Garry Brown,
Chairman,
New York State
Public Service
Commission
 
New York, NY, U.S.A. --- (METERING.COM) --- August 21, 2008 – The New York State Public Service Commission (Commission) today agreed to set aside up to $27 million that would be given to electric utilities as an incentive to develop cost-effective programs designed to assist consumers to improve energy efficiency and reduce anticipated increases in consumer electricity bills.

“The unprecedented rise in energy prices we have seen in recent months is a call-to-action for utilities to find ways to improve energy efficiency and reduce energy consumption,” said Commission Chairman Garry Brown. “By creating these utility incentives, the Commission is providing a valuable incentive for utilities to find ways to improve energy efficiency, which is the most cost-effective, and most immediate, way to reduce the burden of rising energy and environmental costs on residential and business customers.

“Incentives are valuable in securing a long-term commitment by utilities to achieving efficiency goals. The Commission has established energy efficiency as a high priority, due to the benefits that it provides related to customer bills, system reliability, environmental impacts, energy security, and economic development.
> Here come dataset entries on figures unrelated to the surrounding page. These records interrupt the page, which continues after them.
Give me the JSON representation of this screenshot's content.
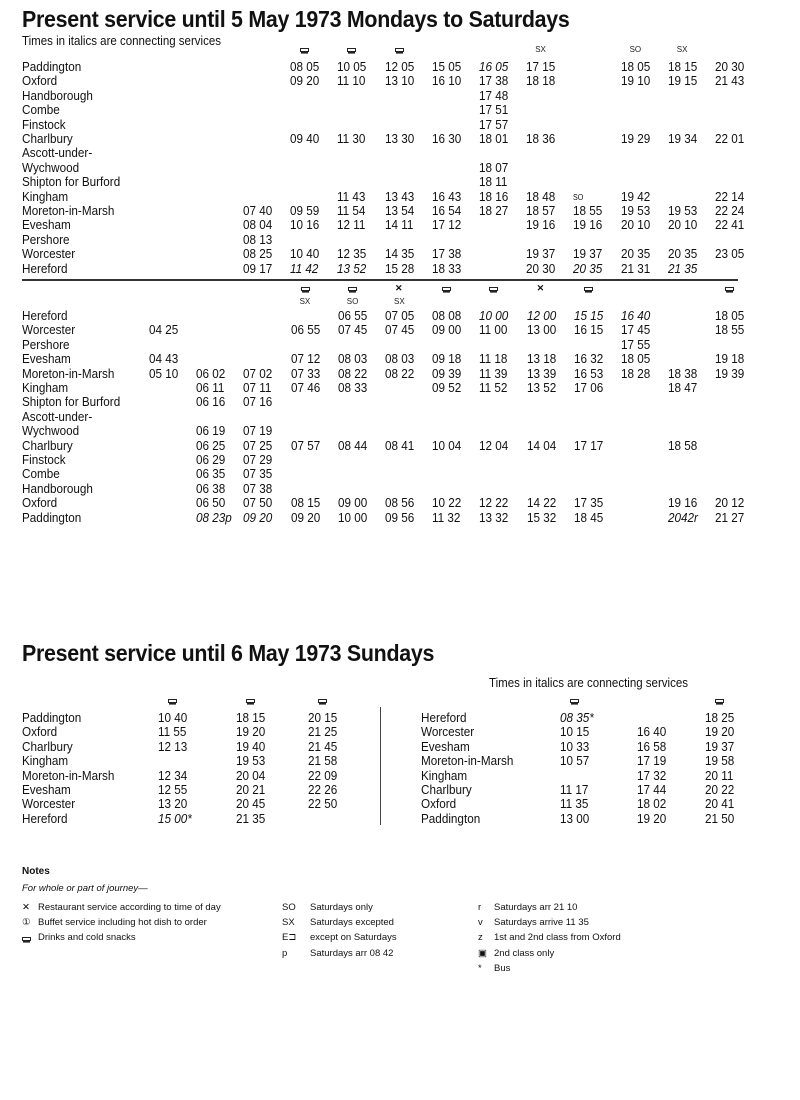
{
  "weekday": {
    "title": "Present service until 5 May 1973 Mondays to Saturdays",
    "italic_note": "Times in italics are connecting services",
    "down": {
      "headers": [
        "",
        "snack",
        "snack",
        "snack",
        "",
        "",
        "SX",
        "",
        "SO",
        "SX",
        ""
      ],
      "rows": [
        {
          "station": "Paddington",
          "times": [
            "",
            "08 05",
            "10 05",
            "12 05",
            "15 05",
            "16 05",
            "17 15",
            "",
            "18 05",
            "18 15",
            "20 30"
          ],
          "italic": [
            5
          ]
        },
        {
          "station": "Oxford",
          "times": [
            "",
            "09 20",
            "11 10",
            "13 10",
            "16 10",
            "17 38",
            "18 18",
            "",
            "19 10",
            "19 15",
            "21 43"
          ],
          "italic": []
        },
        {
          "station": "Handborough",
          "times": [
            "",
            "",
            "",
            "",
            "",
            "17 48",
            "",
            "",
            "",
            "",
            ""
          ],
          "italic": []
        },
        {
          "station": "Combe",
          "times": [
            "",
            "",
            "",
            "",
            "",
            "17 51",
            "",
            "",
            "",
            "",
            ""
          ],
          "italic": []
        },
        {
          "station": "Finstock",
          "times": [
            "",
            "",
            "",
            "",
            "",
            "17 57",
            "",
            "",
            "",
            "",
            ""
          ],
          "italic": []
        },
        {
          "station": "Charlbury",
          "times": [
            "",
            "09 40",
            "11 30",
            "13 30",
            "16 30",
            "18 01",
            "18 36",
            "",
            "19 29",
            "19 34",
            "22 01"
          ],
          "italic": []
        },
        {
          "station": "Ascott-under-",
          "times": [
            "",
            "",
            "",
            "",
            "",
            "",
            "",
            "",
            "",
            "",
            ""
          ],
          "italic": []
        },
        {
          "station": "Wychwood",
          "times": [
            "",
            "",
            "",
            "",
            "",
            "18 07",
            "",
            "",
            "",
            "",
            ""
          ],
          "italic": []
        },
        {
          "station": "Shipton for Burford",
          "times": [
            "",
            "",
            "",
            "",
            "",
            "18 11",
            "",
            "",
            "",
            "",
            ""
          ],
          "italic": []
        },
        {
          "station": "Kingham",
          "times": [
            "",
            "",
            "11 43",
            "13 43",
            "16 43",
            "18 16",
            "18 48",
            "SO",
            "19 42",
            "",
            "22 14"
          ],
          "italic": []
        },
        {
          "station": "Moreton-in-Marsh",
          "times": [
            "07 40",
            "09 59",
            "11 54",
            "13 54",
            "16 54",
            "18 27",
            "18 57",
            "18 55",
            "19 53",
            "19 53",
            "22 24"
          ],
          "italic": []
        },
        {
          "station": "Evesham",
          "times": [
            "08 04",
            "10 16",
            "12 11",
            "14 11",
            "17 12",
            "",
            "19 16",
            "19 16",
            "20 10",
            "20 10",
            "22 41"
          ],
          "italic": []
        },
        {
          "station": "Pershore",
          "times": [
            "08 13",
            "",
            "",
            "",
            "",
            "",
            "",
            "",
            "",
            "",
            ""
          ],
          "italic": []
        },
        {
          "station": "Worcester",
          "times": [
            "08 25",
            "10 40",
            "12 35",
            "14 35",
            "17 38",
            "",
            "19 37",
            "19 37",
            "20 35",
            "20 35",
            "23 05"
          ],
          "italic": []
        },
        {
          "station": "Hereford",
          "times": [
            "09 17",
            "11 42",
            "13 52",
            "15 28",
            "18 33",
            "",
            "20 30",
            "20 35",
            "21 31",
            "21 35",
            ""
          ],
          "italic": [
            1,
            2,
            7,
            9
          ]
        }
      ]
    },
    "up": {
      "headers": [
        "",
        "",
        "",
        "snack",
        "snack",
        "restaurant",
        "snack",
        "snack",
        "restaurant",
        "snack",
        "",
        "",
        "snack"
      ],
      "subheaders": [
        "",
        "",
        "",
        "SX",
        "SO",
        "SX",
        "",
        "",
        "",
        "",
        "",
        "",
        ""
      ],
      "rows": [
        {
          "station": "Hereford",
          "times": [
            "",
            "",
            "",
            "",
            "06 55",
            "07 05",
            "08 08",
            "10 00",
            "12 00",
            "15 15",
            "16 40",
            "",
            "18 05"
          ],
          "italic": [
            7,
            8,
            9,
            10
          ]
        },
        {
          "station": "Worcester",
          "times": [
            "04 25",
            "",
            "",
            "06 55",
            "07 45",
            "07 45",
            "09 00",
            "11 00",
            "13 00",
            "16 15",
            "17 45",
            "",
            "18 55"
          ],
          "italic": []
        },
        {
          "station": "Pershore",
          "times": [
            "",
            "",
            "",
            "",
            "",
            "",
            "",
            "",
            "",
            "",
            "17 55",
            "",
            ""
          ],
          "italic": []
        },
        {
          "station": "Evesham",
          "times": [
            "04 43",
            "",
            "",
            "07 12",
            "08 03",
            "08 03",
            "09 18",
            "11 18",
            "13 18",
            "16 32",
            "18 05",
            "",
            "19 18"
          ],
          "italic": []
        },
        {
          "station": "Moreton-in-Marsh",
          "times": [
            "05 10",
            "06 02",
            "07 02",
            "07 33",
            "08 22",
            "08 22",
            "09 39",
            "11 39",
            "13 39",
            "16 53",
            "18 28",
            "18 38",
            "19 39"
          ],
          "italic": []
        },
        {
          "station": "Kingham",
          "times": [
            "",
            "06 11",
            "07 11",
            "07 46",
            "08 33",
            "",
            "09 52",
            "11 52",
            "13 52",
            "17 06",
            "",
            "18 47",
            ""
          ],
          "italic": []
        },
        {
          "station": "Shipton for Burford",
          "times": [
            "",
            "06 16",
            "07 16",
            "",
            "",
            "",
            "",
            "",
            "",
            "",
            "",
            "",
            ""
          ],
          "italic": []
        },
        {
          "station": "Ascott-under-",
          "times": [
            "",
            "",
            "",
            "",
            "",
            "",
            "",
            "",
            "",
            "",
            "",
            "",
            ""
          ],
          "italic": []
        },
        {
          "station": "Wychwood",
          "times": [
            "",
            "06 19",
            "07 19",
            "",
            "",
            "",
            "",
            "",
            "",
            "",
            "",
            "",
            ""
          ],
          "italic": []
        },
        {
          "station": "Charlbury",
          "times": [
            "",
            "06 25",
            "07 25",
            "07 57",
            "08 44",
            "08 41",
            "10 04",
            "12 04",
            "14 04",
            "17 17",
            "",
            "18 58",
            ""
          ],
          "italic": []
        },
        {
          "station": "Finstock",
          "times": [
            "",
            "06 29",
            "07 29",
            "",
            "",
            "",
            "",
            "",
            "",
            "",
            "",
            "",
            ""
          ],
          "italic": []
        },
        {
          "station": "Combe",
          "times": [
            "",
            "06 35",
            "07 35",
            "",
            "",
            "",
            "",
            "",
            "",
            "",
            "",
            "",
            ""
          ],
          "italic": []
        },
        {
          "station": "Handborough",
          "times": [
            "",
            "06 38",
            "07 38",
            "",
            "",
            "",
            "",
            "",
            "",
            "",
            "",
            "",
            ""
          ],
          "italic": []
        },
        {
          "station": "Oxford",
          "times": [
            "",
            "06 50",
            "07 50",
            "08 15",
            "09 00",
            "08 56",
            "10 22",
            "12 22",
            "14 22",
            "17 35",
            "",
            "19 16",
            "20 12"
          ],
          "italic": []
        },
        {
          "station": "Paddington",
          "times": [
            "",
            "08 23p",
            "09 20",
            "09 20",
            "10 00",
            "09 56",
            "11 32",
            "13 32",
            "15 32",
            "18 45",
            "",
            "2042r",
            "21 27"
          ],
          "italic": [
            1,
            2,
            11
          ]
        }
      ]
    }
  },
  "sunday": {
    "title": "Present service until 6 May 1973 Sundays",
    "italic_note": "Times in italics are connecting services",
    "down": {
      "headers": [
        "snack",
        "snack",
        "snack"
      ],
      "rows": [
        {
          "station": "Paddington",
          "times": [
            "10 40",
            "18 15",
            "20 15"
          ],
          "italic": []
        },
        {
          "station": "Oxford",
          "times": [
            "11 55",
            "19 20",
            "21 25"
          ],
          "italic": []
        },
        {
          "station": "Charlbury",
          "times": [
            "12 13",
            "19 40",
            "21 45"
          ],
          "italic": []
        },
        {
          "station": "Kingham",
          "times": [
            "",
            "19 53",
            "21 58"
          ],
          "italic": []
        },
        {
          "station": "Moreton-in-Marsh",
          "times": [
            "12 34",
            "20 04",
            "22 09"
          ],
          "italic": []
        },
        {
          "station": "Evesham",
          "times": [
            "12 55",
            "20 21",
            "22 26"
          ],
          "italic": []
        },
        {
          "station": "Worcester",
          "times": [
            "13 20",
            "20 45",
            "22 50"
          ],
          "italic": []
        },
        {
          "station": "Hereford",
          "times": [
            "15 00*",
            "21 35",
            ""
          ],
          "italic": [
            0
          ]
        }
      ]
    },
    "up": {
      "headers": [
        "snack",
        "",
        "snack"
      ],
      "rows": [
        {
          "station": "Hereford",
          "times": [
            "08 35*",
            "",
            "18 25"
          ],
          "italic": [
            0
          ]
        },
        {
          "station": "Worcester",
          "times": [
            "10 15",
            "16 40",
            "19 20"
          ],
          "italic": []
        },
        {
          "station": "Evesham",
          "times": [
            "10 33",
            "16 58",
            "19 37"
          ],
          "italic": []
        },
        {
          "station": "Moreton-in-Marsh",
          "times": [
            "10 57",
            "17 19",
            "19 58"
          ],
          "italic": []
        },
        {
          "station": "Kingham",
          "times": [
            "",
            "17 32",
            "20 11"
          ],
          "italic": []
        },
        {
          "station": "Charlbury",
          "times": [
            "11 17",
            "17 44",
            "20 22"
          ],
          "italic": []
        },
        {
          "station": "Oxford",
          "times": [
            "11 35",
            "18 02",
            "20 41"
          ],
          "italic": []
        },
        {
          "station": "Paddington",
          "times": [
            "13 00",
            "19 20",
            "21 50"
          ],
          "italic": []
        }
      ]
    }
  },
  "notes": {
    "heading": "Notes",
    "intro": "For whole or part of journey—",
    "columns": [
      [
        {
          "key": "✕",
          "icon": "restaurant-icon",
          "text": "Restaurant service according to time of day"
        },
        {
          "key": "①",
          "icon": "buffet-icon",
          "text": "Buffet service including hot dish to order"
        },
        {
          "key": "⊐",
          "icon": "snack-icon",
          "text": "Drinks and cold snacks"
        }
      ],
      [
        {
          "key": "SO",
          "text": "Saturdays only"
        },
        {
          "key": "SX",
          "text": "Saturdays excepted"
        },
        {
          "key": "E⊐",
          "text": "except on Saturdays"
        },
        {
          "key": "p",
          "text": "Saturdays arr 08 42"
        }
      ],
      [
        {
          "key": "r",
          "text": "Saturdays arr 21 10"
        },
        {
          "key": "v",
          "text": "Saturdays arrive 11 35"
        },
        {
          "key": "z",
          "text": "1st and 2nd class from Oxford"
        },
        {
          "key": "▣",
          "icon": "second-class-icon",
          "text": "2nd class only"
        },
        {
          "key": "*",
          "text": "Bus"
        }
      ]
    ]
  }
}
For that reason, incentives are warranted if they increase the likelihood of achieving our efficiency goals in a cost-effective manner. This new policy ‘taking the carrot and stick approach’ holds utilities accountable to meet targets.”
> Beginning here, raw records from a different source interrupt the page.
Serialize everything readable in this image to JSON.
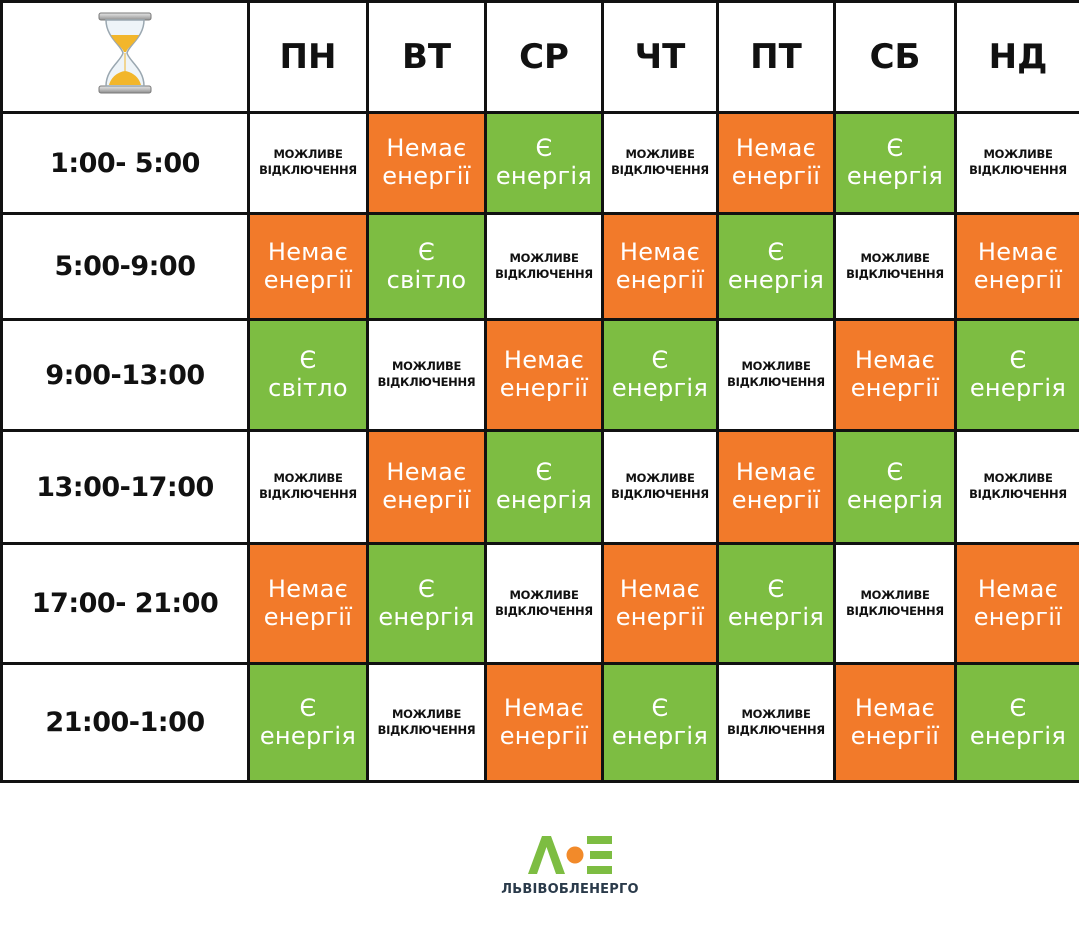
{
  "header": {
    "corner_icon": "hourglass-icon",
    "days": [
      "ПН",
      "ВТ",
      "СР",
      "ЧТ",
      "ПТ",
      "СБ",
      "НД"
    ]
  },
  "rows": [
    {
      "time": "1:00- 5:00",
      "cells": [
        {
          "status": "maybe",
          "line1": "МОЖЛИВЕ",
          "line2": "ВІДКЛЮЧЕННЯ"
        },
        {
          "status": "off",
          "line1": "Немає",
          "line2": "енергії"
        },
        {
          "status": "on",
          "line1": "Є",
          "line2": "енергія"
        },
        {
          "status": "maybe",
          "line1": "МОЖЛИВЕ",
          "line2": "ВІДКЛЮЧЕННЯ"
        },
        {
          "status": "off",
          "line1": "Немає",
          "line2": "енергії"
        },
        {
          "status": "on",
          "line1": "Є",
          "line2": "енергія"
        },
        {
          "status": "maybe",
          "line1": "МОЖЛИВЕ",
          "line2": "ВІДКЛЮЧЕННЯ"
        }
      ]
    },
    {
      "time": "5:00-9:00",
      "cells": [
        {
          "status": "off",
          "line1": "Немає",
          "line2": "енергії"
        },
        {
          "status": "on",
          "line1": "Є",
          "line2": "світло"
        },
        {
          "status": "maybe",
          "line1": "МОЖЛИВЕ",
          "line2": "ВІДКЛЮЧЕННЯ"
        },
        {
          "status": "off",
          "line1": "Немає",
          "line2": "енергії"
        },
        {
          "status": "on",
          "line1": "Є",
          "line2": "енергія"
        },
        {
          "status": "maybe",
          "line1": "МОЖЛИВЕ",
          "line2": "ВІДКЛЮЧЕННЯ"
        },
        {
          "status": "off",
          "line1": "Немає",
          "line2": "енергії"
        }
      ]
    },
    {
      "time": "9:00-13:00",
      "cells": [
        {
          "status": "on",
          "line1": "Є",
          "line2": "світло"
        },
        {
          "status": "maybe",
          "line1": "МОЖЛИВЕ",
          "line2": "ВІДКЛЮЧЕННЯ"
        },
        {
          "status": "off",
          "line1": "Немає",
          "line2": "енергії"
        },
        {
          "status": "on",
          "line1": "Є",
          "line2": "енергія"
        },
        {
          "status": "maybe",
          "line1": "МОЖЛИВЕ",
          "line2": "ВІДКЛЮЧЕННЯ"
        },
        {
          "status": "off",
          "line1": "Немає",
          "line2": "енергії"
        },
        {
          "status": "on",
          "line1": "Є",
          "line2": "енергія"
        }
      ]
    },
    {
      "time": "13:00-17:00",
      "cells": [
        {
          "status": "maybe",
          "line1": "МОЖЛИВЕ",
          "line2": "ВІДКЛЮЧЕННЯ"
        },
        {
          "status": "off",
          "line1": "Немає",
          "line2": "енергії"
        },
        {
          "status": "on",
          "line1": "Є",
          "line2": "енергія"
        },
        {
          "status": "maybe",
          "line1": "МОЖЛИВЕ",
          "line2": "ВІДКЛЮЧЕННЯ"
        },
        {
          "status": "off",
          "line1": "Немає",
          "line2": "енергії"
        },
        {
          "status": "on",
          "line1": "Є",
          "line2": "енергія"
        },
        {
          "status": "maybe",
          "line1": "МОЖЛИВЕ",
          "line2": "ВІДКЛЮЧЕННЯ"
        }
      ]
    },
    {
      "time": "17:00- 21:00",
      "cells": [
        {
          "status": "off",
          "line1": "Немає",
          "line2": "енергії"
        },
        {
          "status": "on",
          "line1": "Є",
          "line2": "енергія"
        },
        {
          "status": "maybe",
          "line1": "МОЖЛИВЕ",
          "line2": "ВІДКЛЮЧЕННЯ"
        },
        {
          "status": "off",
          "line1": "Немає",
          "line2": "енергії"
        },
        {
          "status": "on",
          "line1": "Є",
          "line2": "енергія"
        },
        {
          "status": "maybe",
          "line1": "МОЖЛИВЕ",
          "line2": "ВІДКЛЮЧЕННЯ"
        },
        {
          "status": "off",
          "line1": "Немає",
          "line2": "енергії"
        }
      ]
    },
    {
      "time": "21:00-1:00",
      "cells": [
        {
          "status": "on",
          "line1": "Є",
          "line2": "енергія"
        },
        {
          "status": "maybe",
          "line1": "МОЖЛИВЕ",
          "line2": "ВІДКЛЮЧЕННЯ"
        },
        {
          "status": "off",
          "line1": "Немає",
          "line2": "енергії"
        },
        {
          "status": "on",
          "line1": "Є",
          "line2": "енергія"
        },
        {
          "status": "maybe",
          "line1": "МОЖЛИВЕ",
          "line2": "ВІДКЛЮЧЕННЯ"
        },
        {
          "status": "off",
          "line1": "Немає",
          "line2": "енергії"
        },
        {
          "status": "on",
          "line1": "Є",
          "line2": "енергія"
        }
      ]
    }
  ],
  "colors": {
    "off": "#f27a2a",
    "on": "#7dbd42",
    "maybe": "#ffffff",
    "grid": "#111111"
  },
  "logo": {
    "icon": "loe-logo-icon",
    "mark": "ЛОЕ",
    "brand": "ЛЬВІВОБЛЕНЕРГО"
  }
}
The utility incentives that are being provided are part of an overall energy efficiency proceeding designed to forestall an expected rise in energy consumption. At current trends, electric energy usage in New York is estimated to be 11 percent higher than current levels by 2015. These factors, combined with expected fuel price increases and supply uncertainty, and the need to reduce greenhouse gas emissions, make it necessary to create energy efficiency programs and quickly find ways to reduce energy use.
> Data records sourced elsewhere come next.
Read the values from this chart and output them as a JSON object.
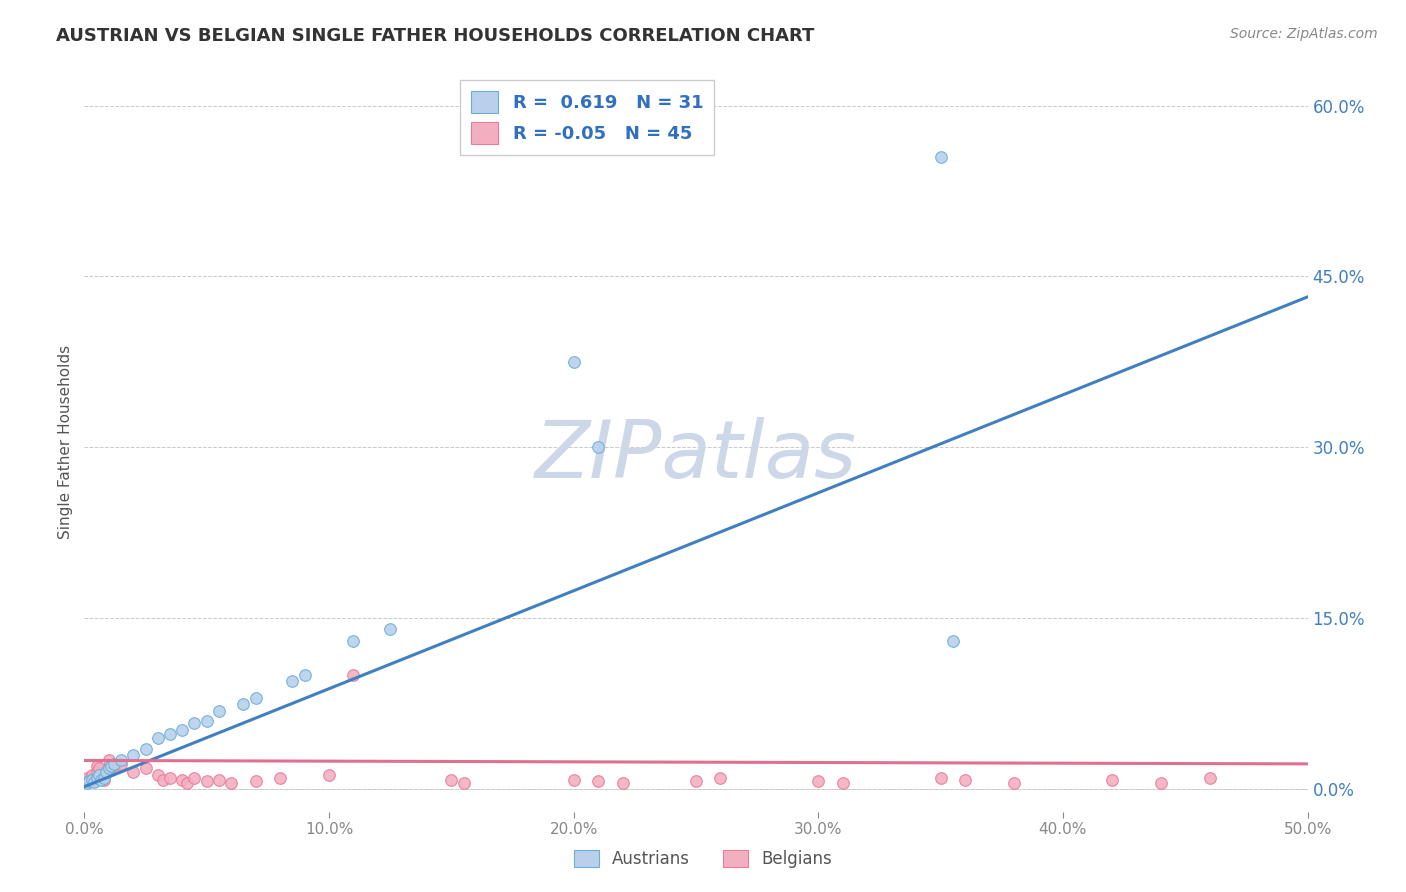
{
  "title": "AUSTRIAN VS BELGIAN SINGLE FATHER HOUSEHOLDS CORRELATION CHART",
  "source": "Source: ZipAtlas.com",
  "ylabel": "Single Father Households",
  "xlim": [
    0.0,
    0.5
  ],
  "ylim": [
    -0.02,
    0.63
  ],
  "yticks": [
    0.0,
    0.15,
    0.3,
    0.45,
    0.6
  ],
  "xticks": [
    0.0,
    0.1,
    0.2,
    0.3,
    0.4,
    0.5
  ],
  "austrians_R": 0.619,
  "austrians_N": 31,
  "belgians_R": -0.05,
  "belgians_N": 45,
  "austrians_scatter_color": "#b8d0eb",
  "austrians_edge_color": "#6aaed6",
  "belgians_scatter_color": "#f2afc0",
  "belgians_edge_color": "#e87a9a",
  "austrians_line_color": "#4080c0",
  "belgians_line_color": "#e07090",
  "legend_text_color": "#3070c0",
  "background_color": "#ffffff",
  "grid_color": "#bbbbbb",
  "title_color": "#333333",
  "watermark_color": "#ccd8e8",
  "tick_color": "#4080c0",
  "aus_line_x0": 0.0,
  "aus_line_y0": 0.002,
  "aus_line_x1": 0.5,
  "aus_line_y1": 0.432,
  "bel_line_x0": 0.0,
  "bel_line_y0": 0.025,
  "bel_line_x1": 0.5,
  "bel_line_y1": 0.022,
  "austrians_x": [
    0.001,
    0.002,
    0.003,
    0.004,
    0.005,
    0.006,
    0.007,
    0.008,
    0.009,
    0.01,
    0.011,
    0.012,
    0.015,
    0.02,
    0.025,
    0.03,
    0.035,
    0.04,
    0.045,
    0.05,
    0.055,
    0.065,
    0.07,
    0.085,
    0.09,
    0.11,
    0.125,
    0.2,
    0.21,
    0.35,
    0.355
  ],
  "austrians_y": [
    0.005,
    0.007,
    0.008,
    0.006,
    0.01,
    0.012,
    0.008,
    0.01,
    0.015,
    0.018,
    0.02,
    0.022,
    0.025,
    0.03,
    0.035,
    0.045,
    0.048,
    0.052,
    0.058,
    0.06,
    0.068,
    0.075,
    0.08,
    0.095,
    0.1,
    0.13,
    0.14,
    0.375,
    0.3,
    0.555,
    0.13
  ],
  "belgians_x": [
    0.001,
    0.002,
    0.003,
    0.004,
    0.005,
    0.005,
    0.006,
    0.006,
    0.007,
    0.008,
    0.009,
    0.01,
    0.01,
    0.012,
    0.015,
    0.02,
    0.025,
    0.03,
    0.032,
    0.035,
    0.04,
    0.042,
    0.045,
    0.05,
    0.055,
    0.06,
    0.07,
    0.08,
    0.1,
    0.11,
    0.15,
    0.155,
    0.2,
    0.21,
    0.22,
    0.25,
    0.26,
    0.3,
    0.31,
    0.35,
    0.36,
    0.38,
    0.42,
    0.44,
    0.46
  ],
  "belgians_y": [
    0.01,
    0.008,
    0.012,
    0.007,
    0.015,
    0.02,
    0.01,
    0.018,
    0.012,
    0.008,
    0.015,
    0.018,
    0.025,
    0.02,
    0.022,
    0.015,
    0.018,
    0.012,
    0.008,
    0.01,
    0.008,
    0.005,
    0.01,
    0.007,
    0.008,
    0.005,
    0.007,
    0.01,
    0.012,
    0.1,
    0.008,
    0.005,
    0.008,
    0.007,
    0.005,
    0.007,
    0.01,
    0.007,
    0.005,
    0.01,
    0.008,
    0.005,
    0.008,
    0.005,
    0.01
  ]
}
The goal of the incentive program is to reduce consumption by up to 693,951 megawatt-hours (MWhs) annually, representing a portion of the Commission’s share of the statewide goal to reduce electricity consumption by 15 percent by 2015.

The incentives will only be paid if the utility meets its goal. Failure to substantially meet the goal would subject the utility to a similarly sized negative financial adjustment.

The new policy applies to electric utilities. Gas utilities will continue to negotiate incentives on a case-by-case basis with the Commission.